Абсолютно. Э-э, да ты даже до багажника не дойдешь.
Мелкими старушечьими шажками Катрин двинулась в обход бесконечной машины. Глубокая плотная боль в груди уже не стихала ни на секунду. Багажник поддался с трудом. Катрин потянула к себе рюкзак, связку дров. По щеке покатилась теплая капля. Плачешь? Ладно, чего уж теперь. Сил осталось как у пятилетнего ребенка. Вполне можешь чуть-чуть и сопли распустить. Все равно никто не видит, а те, кто видит, смеяться не станут. Не умеют они смеяться.
Дотянутся до ружья оказалось задачкой сложной. Катрин чуть-чуть передохнула. Таблетки таяли под языком, но действовать нитроглицерин перестал. Сердце продолжало свой сумасшедший танец. Вот же безмозглый орган. Потерпел бы еще немножко...
Катрин принялась подвязывать снегоступы...
Рюкзак, связка сучьев, 'Ремингтон', - сначала казалось, что весь груз никак не удержать. Ноги-то и собственное тело едва держали. Шаг, другой... Плетенье 'лыж-ракеток' цепляло снег. И ходить ты разучилась...
Джип остался за спиной. Надежно увяз. Теперь без посторонней помощи, скорее всего, не выбраться. Возвращаться придется другим способом.
Возвращаться не придется. Теперь Катрин осознавала это совершенно точно. Левый локоть странно онемел, из него словно вынули нитки нервов. Рука еще гнулась, но вместо сустава вставили протез. Снегоступы проминали влажный снег. Весна близко, но не для тебя. Зато можешь гордиться каждым шагом. Девяностолетние старушки редко шляются по снежной целине.
Катрин двигалась напрямик через лес. День, так толком и не начавшись, угасал. С каждой минутой серый свет тускнел. Тени двигались следом. Катрин машинально прислушивалась, но под призрачными мокасинами снег не скрипел.
Впереди деревья поредели. Ну, вот... Осталось немного. Можешь успокоиться - выбора у тебя никакого нет.
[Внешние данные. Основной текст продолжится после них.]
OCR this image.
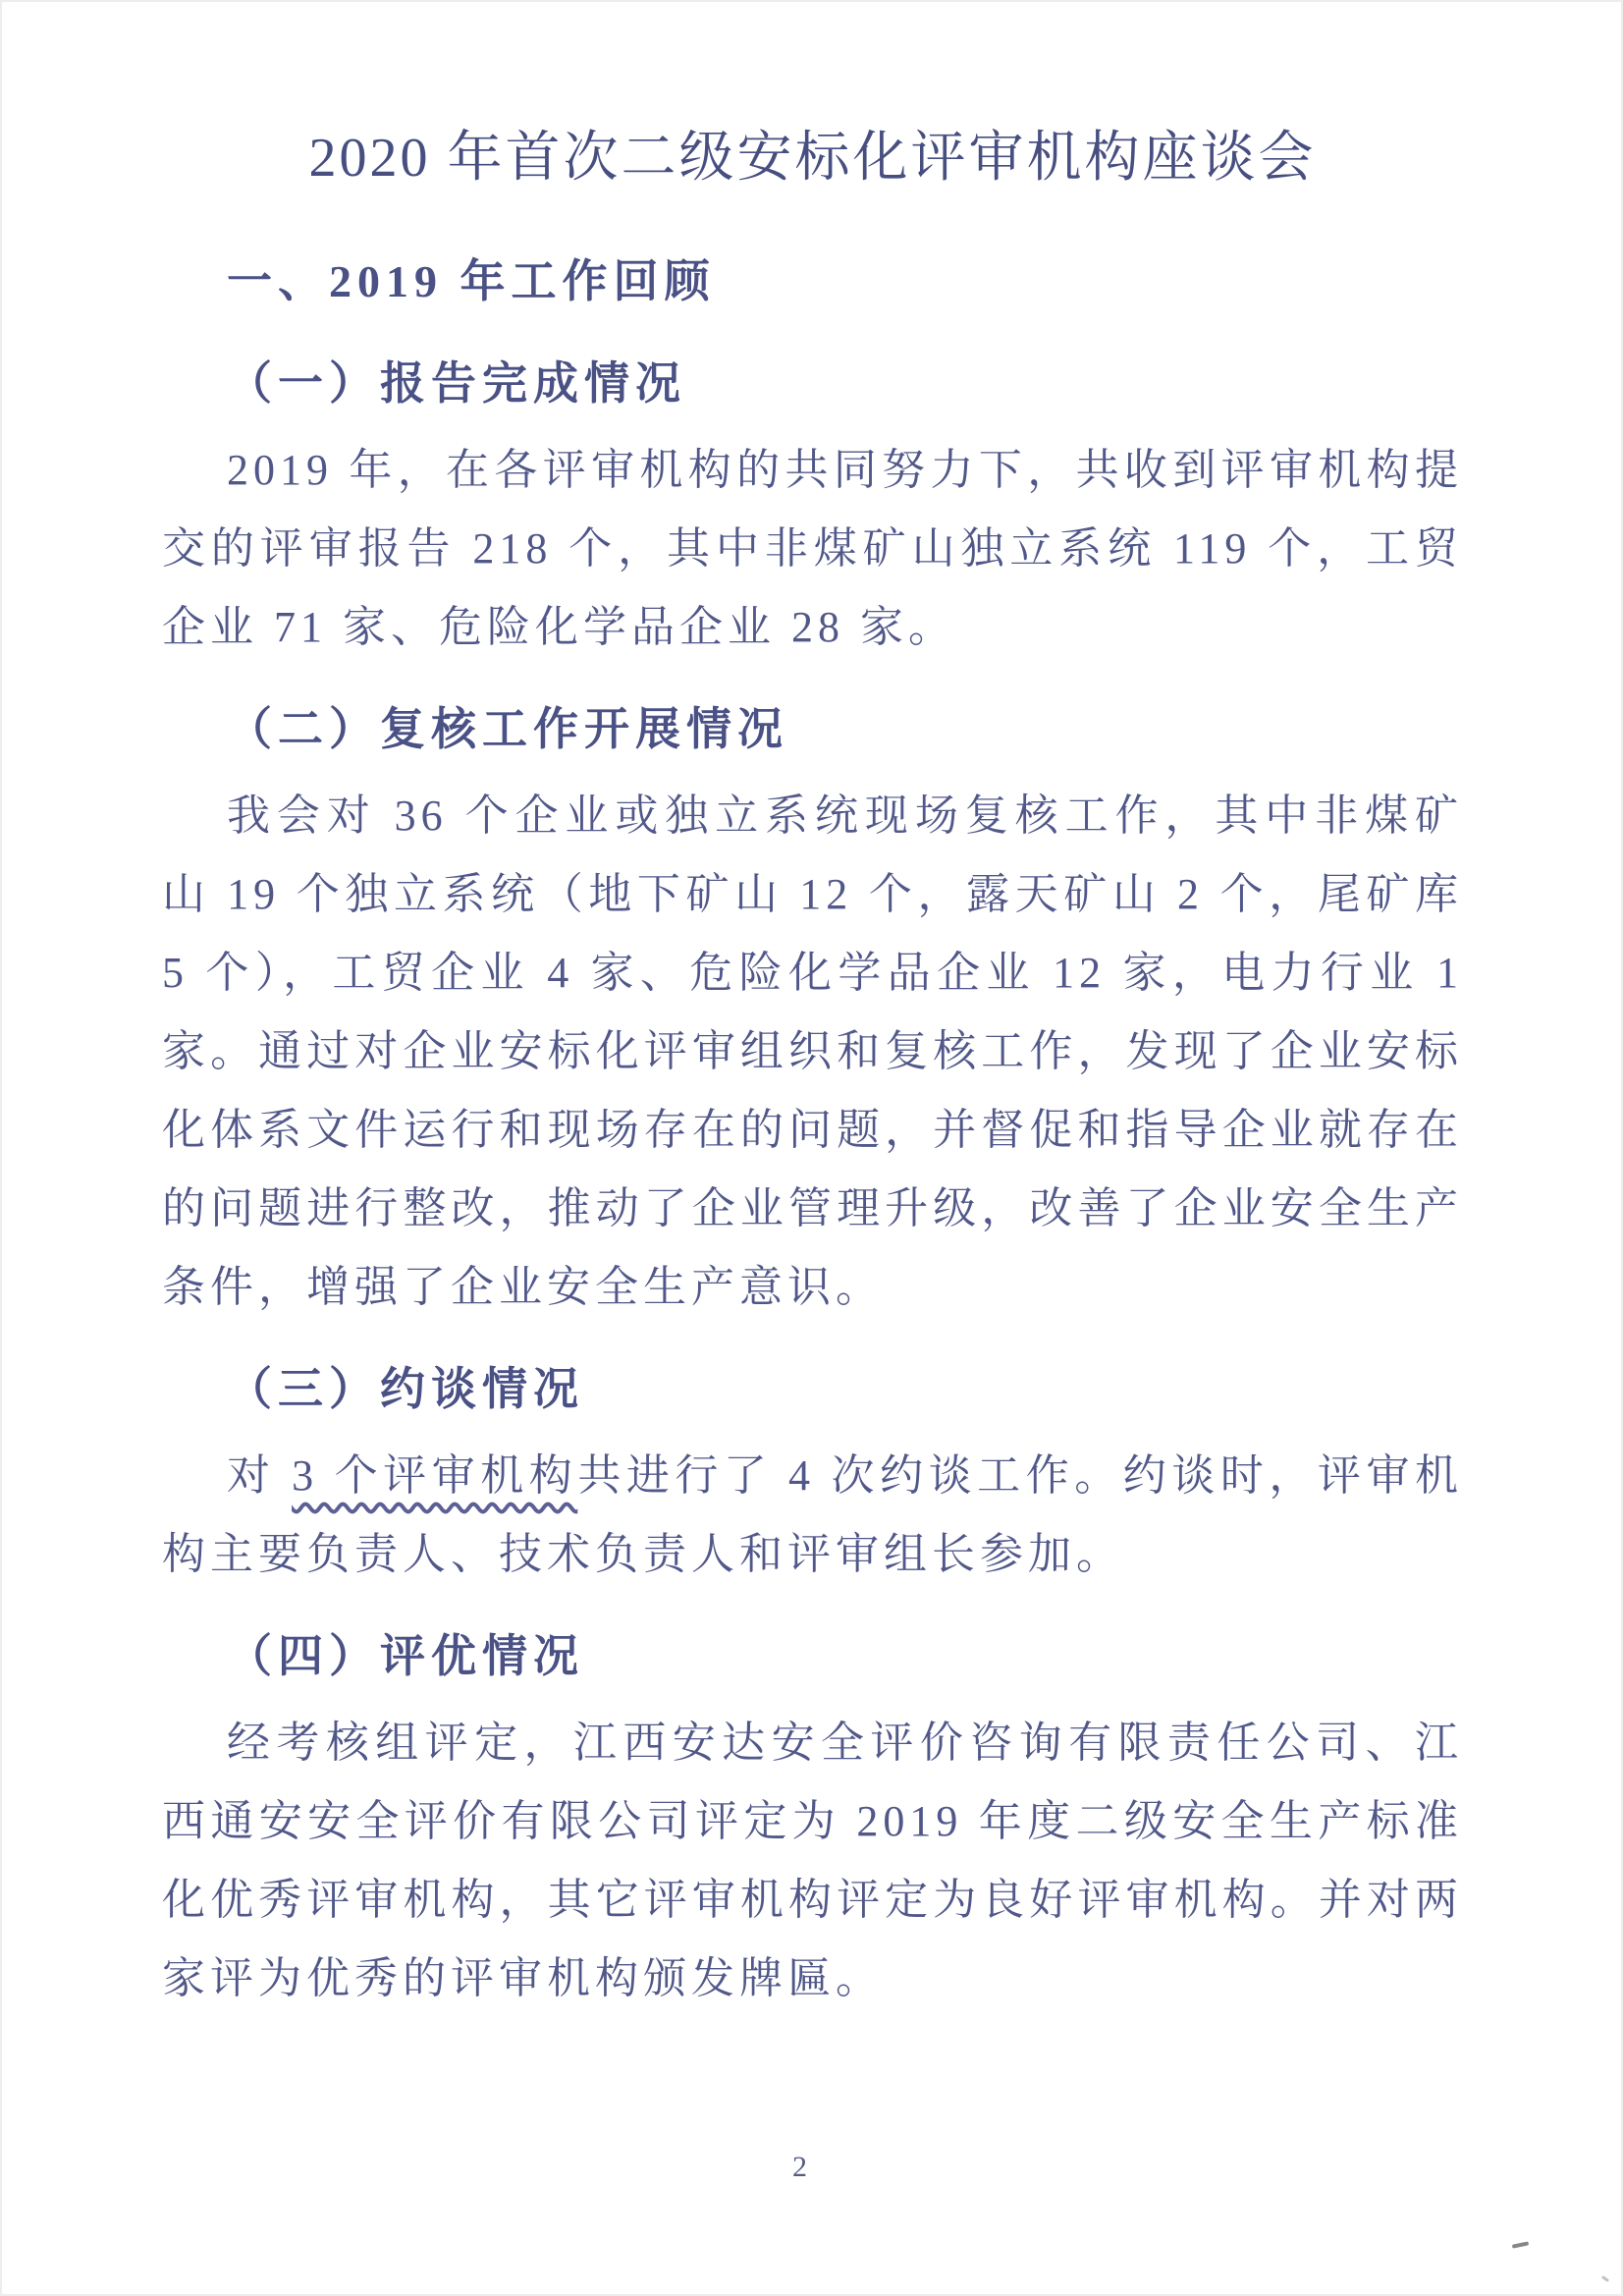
2020 年首次二级安标化评审机构座谈会
一、2019 年工作回顾
（一）报告完成情况

2019 年，在各评审机构的共同努力下，共收到评审机构提交的评审报告 218 个，其中非煤矿山独立系统 119 个，工贸企业 71 家、危险化学品企业 28 家。

（二）复核工作开展情况

我会对 36 个企业或独立系统现场复核工作，其中非煤矿山 19 个独立系统（地下矿山 12 个，露天矿山 2 个，尾矿库 5 个），工贸企业 4 家、危险化学品企业 12 家，电力行业 1 家。通过对企业安标化评审组织和复核工作，发现了企业安标化体系文件运行和现场存在的问题，并督促和指导企业就存在的问题进行整改，推动了企业管理升级，改善了企业安全生产条件，增强了企业安全生产意识。

（三）约谈情况

对 3 个评审机构共进行了 4 次约谈工作。约谈时，评审机构主要负责人、技术负责人和评审组长参加。

（四）评优情况

经考核组评定，江西安达安全评价咨询有限责任公司、江西通安安全评价有限公司评定为 2019 年度二级安全生产标准化优秀评审机构，其它评审机构评定为良好评审机构。并对两家评为优秀的评审机构颁发牌匾。

2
Сердце выкинуло новый фокус - сжалось и замерло. Катрин с ужасом почувствовала, какое оно маленькое, стылое и неподвижное.
Стукнуло, снова пошло. Поломанный, но еще кое-как тикающий механизм.
Тени встали вокруг, почти вплотную. Ждали. Катрин ощутила приступ ненависти. Не убивают, лишь мучают, суки пустые.
Прислонившись рюкзаком к древесному стволу, сунула в рот пару таблеток. Нитроглицерин не помогает, и черт с ним. Имеем средства и посильнее. Не зря лекции слушала.
Еще десять шагов. Еще двадцать...
Бьер-Та... Пологая возвышенность. Крутые спуски к ручью и реке сейчас лишь угадываются. Там уже сгустилась темнота, а над вершиной-пустошью еще плывут клочья белесого света. Поле холодных чудес в стране мертвецов.
Иди. Вон там вершина. Наметь ориентиры, ближе всё будет казаться плоским и одинаковым.
Воздуху не хватало. Катрин дышала только ртом. Крошечными глоточками. Если чуть глубже в легкие - сердце возмущенно прыгало, резало болью. Девушка сняла с плеча ружье. Надо было бы повесить на ветку, но сейчас правильнее сэкономить силы. Катрин прислонила оружие к дереву. Прости 'ствол', придется тебе ржаветь в весьма неуютном месте. Не обижайся, сам понимаешь, сейчас дурной хозяйке куда нужнее дрова.
Чмокал и лип к снегоступам снег. Каждый шаг казался последним. Тупо и обреченно ныло всё: суставы и кости, костный мозг, кожа и волосы. Сердце скупо и неровно гнало густеющую кровь.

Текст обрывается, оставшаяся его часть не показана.